Versteckte Obdachlosigkeit

Es gehe längst nicht mehr bloß um "akute Wohnungslosigkeit", also Menschen, die auf der Straße leben, sagt Oliver Altmayer vom Verein Dowas. Auch sogenannte versteckte Obdachlosigkeit werde immer häufiger zum Problem: "Viele kommen etwa immer wieder kurzfristig bei Bekannten unter. Uns geht es auch um jene, denen eine Delogierung droht, die in unzumutbaren Verhältnissen ohne Heizung oder sanitäre Anlagen leben, die zu sechst auf kleinstem Raum hausen oder denen kaum Geld bleibt, weil die Wohnung so teuer ist."

Betroffene Gruppen seien vor allem anerkannte Flüchtlinge, die oft mangels Sprachkenntnissen und aufgrund von Vorurteilen kaum eine Chance auf dem Wohnungsmarkt hätten, und alleinerziehende Frauen – aktuell sei aber auch immer häufiger die klassische "Mittelschicht" betroffen. In Innsbruck könnten sich viele Normalverdiener und Familien das Wohnen kaum noch leisten.

Durchschnittlich 550 Euro für Garçonnière

Die Organisationen haben mehrere Forderungen formuliert: So müsse die Mietpreisobergrenze an den ortsüblichen Marktpreis angepasst werden. Denn derzeit dürfen Mindestsicherungsbezieher beispielsweise eine Garçonnière nur dann mieten, wenn diese weniger als 495 Euro kostet.

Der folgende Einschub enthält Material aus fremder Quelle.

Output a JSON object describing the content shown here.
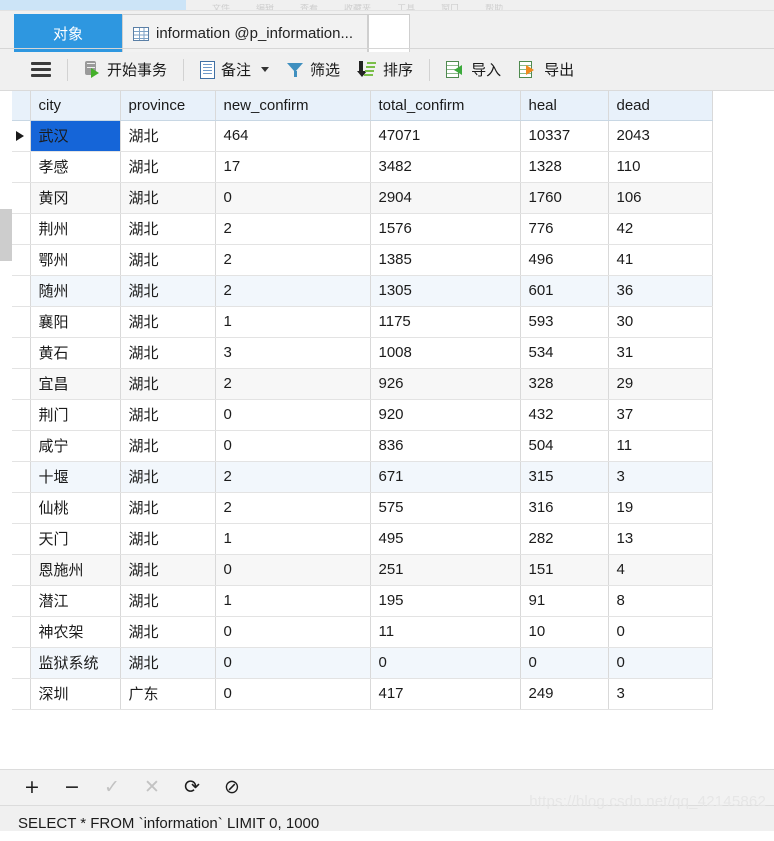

Der Innsbrucker Durchschnittswert liege aber bei 550 Euro für eine solche Wohnung. "Wenn Menschen keine Wohnung finden und dann in der städtischen Herberge unterkommen müssen, kostet das die Stadt ein Vielfaches", sagt Andreas Deutinger von der Jugendanlaufstelle Chill Out.

"Unverzichtbares Recht"

Um das Problem langfristig zu lösen, müsse außerdem auf Bundesebene eine Leerstandsabgabe eingeführt werden – als Anreiz dafür, dass ungenutzter Wohnraum rascher vermietet wird. "Außerdem sollte der soziale Wohnbau wieder vorrangig wohnungslosen Menschen zugutekommen, nicht den Gutverdienern", sagt Michael Hennermann vom Verein für Obdachlose. "Denn Wohnen ist ein Grundbedürfnis und damit ein unverzichtbares Recht." (Katharina Mittelstaedt, 7.7.2015)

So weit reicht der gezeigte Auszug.